While ENPP1 deficiency affects only approximately 10,000 patients globally, analysts believe the market opportunity could prove valuable for BioMarin. However, RBC Capital Markets analyst Luca Issi offered a more measured perspective, suggesting that while the acquisition makes strategic sense, it may not significantly impact BioMarin’s overall performance.
Under the agreement terms, BioMarin will acquire Inozyme shares at $4 each, representing a substantial 180% premium over the company’s closing price of $1.42 on May 15. BioMarin appears well-positioned to finance the acquisition, with approximately $1.3 billion in cash and investments reported at the end of March 2025.
BioMarin CEO Alexander Hardy emphasized the company’s strong financial position and commitment to expanding its portfolio through both internal development and external acquisitions. The company has previously announced plans to achieve annual revenue of $4 billion by 2027.

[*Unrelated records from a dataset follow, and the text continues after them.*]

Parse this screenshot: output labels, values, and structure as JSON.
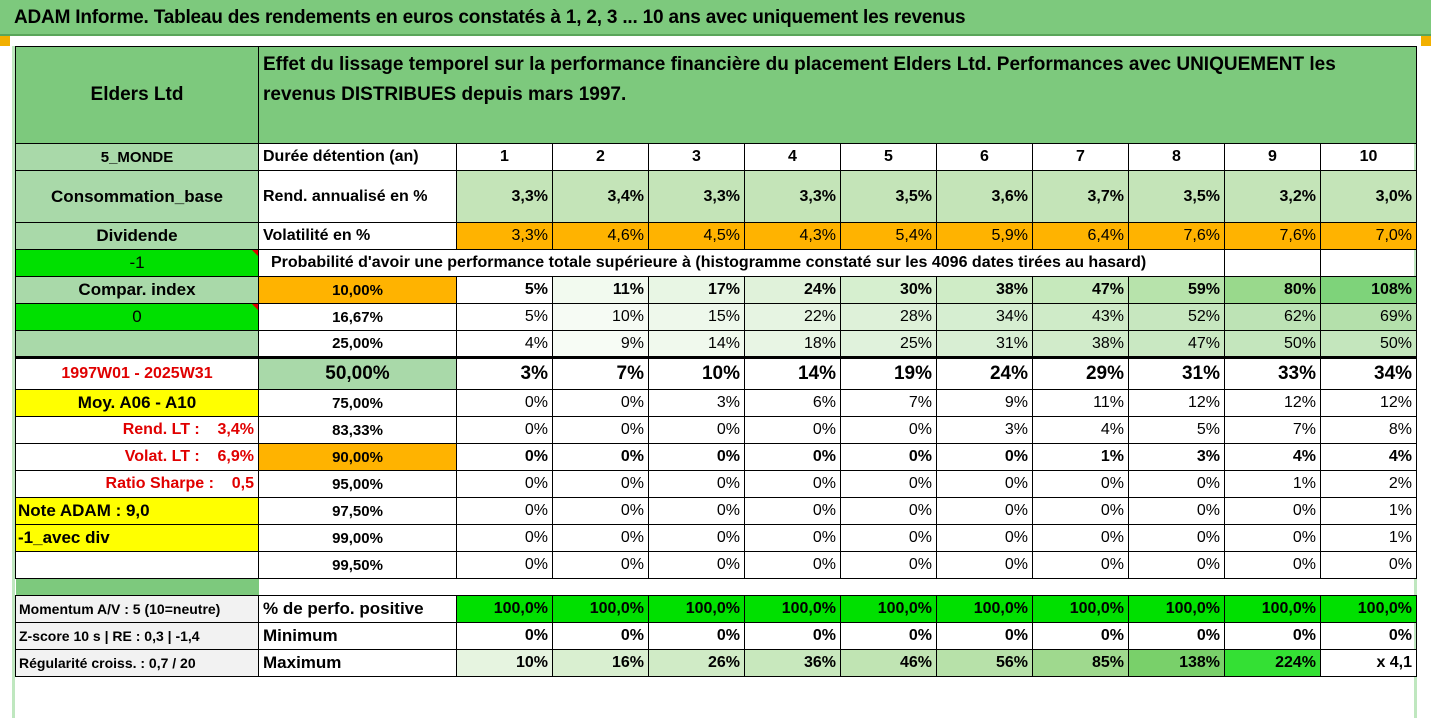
{
  "title": "ADAM Informe. Tableau des rendements en euros constatés à 1, 2, 3 ... 10 ans avec uniquement les revenus",
  "header": {
    "name": "Elders Ltd",
    "description": "Effet du lissage temporel sur la performance financière du placement Elders Ltd. Performances avec UNIQUEMENT les revenus DISTRIBUES depuis mars 1997."
  },
  "years_row": {
    "left": "5_MONDE",
    "label": "Durée détention (an)",
    "values": [
      "1",
      "2",
      "3",
      "4",
      "5",
      "6",
      "7",
      "8",
      "9",
      "10"
    ]
  },
  "rend_row": {
    "left": "Consommation_base",
    "label": "Rend. annualisé en %",
    "values": [
      "3,3%",
      "3,4%",
      "3,3%",
      "3,3%",
      "3,5%",
      "3,6%",
      "3,7%",
      "3,5%",
      "3,2%",
      "3,0%"
    ]
  },
  "vol_row": {
    "left": "Dividende",
    "label": "Volatilité en %",
    "values": [
      "3,3%",
      "4,6%",
      "4,5%",
      "4,3%",
      "5,4%",
      "5,9%",
      "6,4%",
      "7,6%",
      "7,6%",
      "7,0%"
    ]
  },
  "prob_header": {
    "left": "-1",
    "label": "Probabilité d'avoir une performance totale supérieure à (histogramme constaté sur les 4096 dates tirées au hasard)"
  },
  "prob_rows": [
    {
      "left": "Compar. index",
      "threshold": "10,00%",
      "values": [
        "5%",
        "11%",
        "17%",
        "24%",
        "30%",
        "38%",
        "47%",
        "59%",
        "80%",
        "108%"
      ]
    },
    {
      "left": "0",
      "threshold": "16,67%",
      "values": [
        "5%",
        "10%",
        "15%",
        "22%",
        "28%",
        "34%",
        "43%",
        "52%",
        "62%",
        "69%"
      ]
    },
    {
      "left": "",
      "threshold": "25,00%",
      "values": [
        "4%",
        "9%",
        "14%",
        "18%",
        "25%",
        "31%",
        "38%",
        "47%",
        "50%",
        "50%"
      ]
    },
    {
      "left": "1997W01 - 2025W31",
      "threshold": "50,00%",
      "values": [
        "3%",
        "7%",
        "10%",
        "14%",
        "19%",
        "24%",
        "29%",
        "31%",
        "33%",
        "34%"
      ]
    },
    {
      "left": "Moy. A06 - A10",
      "threshold": "75,00%",
      "values": [
        "0%",
        "0%",
        "3%",
        "6%",
        "7%",
        "9%",
        "11%",
        "12%",
        "12%",
        "12%"
      ]
    },
    {
      "left": "Rend. LT :    3,4%",
      "threshold": "83,33%",
      "values": [
        "0%",
        "0%",
        "0%",
        "0%",
        "0%",
        "3%",
        "4%",
        "5%",
        "7%",
        "8%"
      ]
    },
    {
      "left": "Volat. LT :    6,9%",
      "threshold": "90,00%",
      "values": [
        "0%",
        "0%",
        "0%",
        "0%",
        "0%",
        "0%",
        "1%",
        "3%",
        "4%",
        "4%"
      ]
    },
    {
      "left": "Ratio Sharpe :    0,5",
      "threshold": "95,00%",
      "values": [
        "0%",
        "0%",
        "0%",
        "0%",
        "0%",
        "0%",
        "0%",
        "0%",
        "1%",
        "2%"
      ]
    },
    {
      "left": "Note ADAM : 9,0",
      "threshold": "97,50%",
      "values": [
        "0%",
        "0%",
        "0%",
        "0%",
        "0%",
        "0%",
        "0%",
        "0%",
        "0%",
        "1%"
      ]
    },
    {
      "left": "-1_avec div",
      "threshold": "99,00%",
      "values": [
        "0%",
        "0%",
        "0%",
        "0%",
        "0%",
        "0%",
        "0%",
        "0%",
        "0%",
        "1%"
      ]
    },
    {
      "left": "",
      "threshold": "99,50%",
      "values": [
        "0%",
        "0%",
        "0%",
        "0%",
        "0%",
        "0%",
        "0%",
        "0%",
        "0%",
        "0%"
      ]
    }
  ],
  "bottom_rows": [
    {
      "left": "Momentum A/V : 5 (10=neutre)",
      "label": "% de perfo. positive",
      "values": [
        "100,0%",
        "100,0%",
        "100,0%",
        "100,0%",
        "100,0%",
        "100,0%",
        "100,0%",
        "100,0%",
        "100,0%",
        "100,0%"
      ]
    },
    {
      "left": "Z-score 10 s  |  RE : 0,3  |  -1,4",
      "label": "Minimum",
      "values": [
        "0%",
        "0%",
        "0%",
        "0%",
        "0%",
        "0%",
        "0%",
        "0%",
        "0%",
        "0%"
      ]
    },
    {
      "left": "Régularité croiss. : 0,7 / 20",
      "label": "Maximum",
      "values": [
        "10%",
        "16%",
        "26%",
        "36%",
        "46%",
        "56%",
        "85%",
        "138%",
        "224%",
        "x 4,1"
      ]
    }
  ],
  "colors": {
    "header_green": "#7dc97d",
    "mid_green": "#a9d9a9",
    "light_green": "#c4e4b8",
    "orange": "#ffb300",
    "bright_green": "#00e000",
    "yellow": "#ffff00",
    "red_text": "#e00000"
  }
}
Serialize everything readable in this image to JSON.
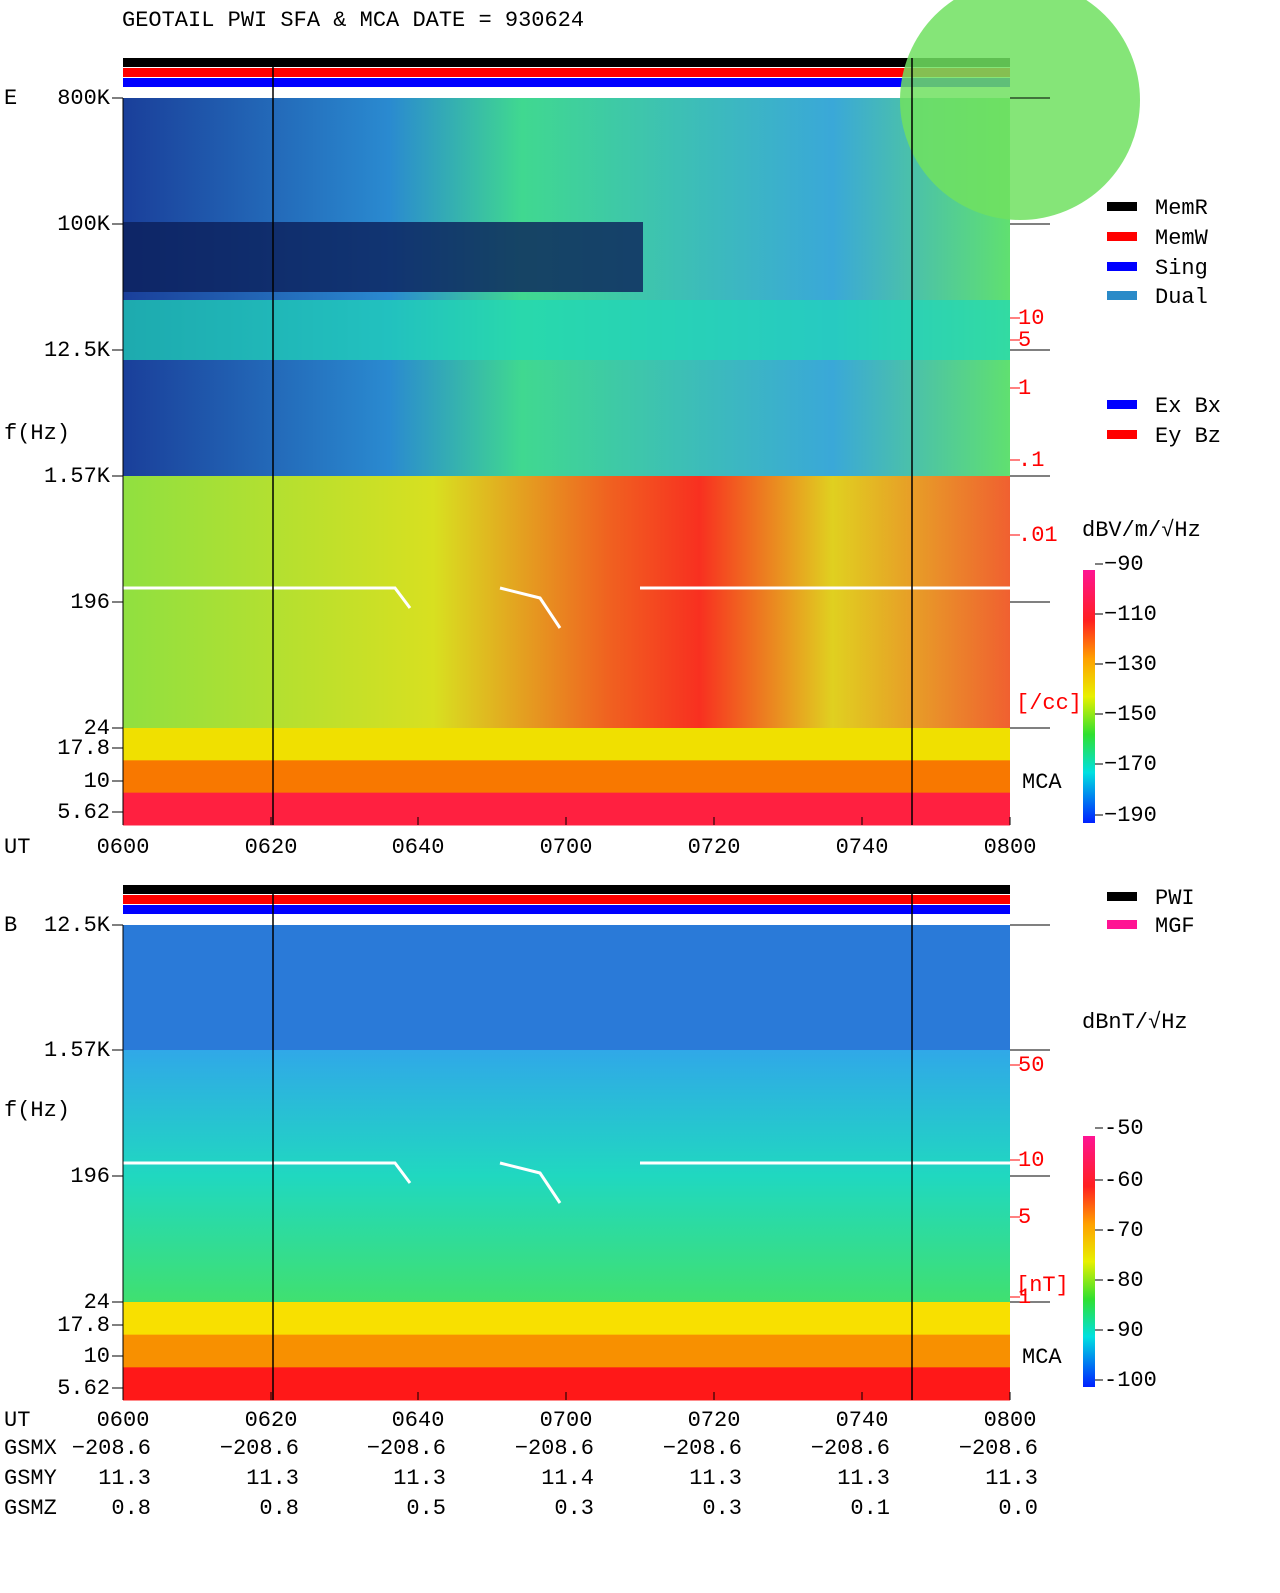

The acquisition reflects an ongoing trend in the pharmaceutical industry of larger companies acquiring smaller biotechnology firms with promising late-stage assets. BioMarin’s established commercial infrastructure and expertise in rare diseases position it well to maximize the potential of Inozyme’s developmental therapy.
The market responded moderately positively to the announcement, with BioMarin’s shares trading up by just over 1% following the news, reaching nearly $60 per share. The transaction underscores BioMarin’s continued focus on rare disease treatments and its strategy to strengthen its pipeline through strategic acquisitions.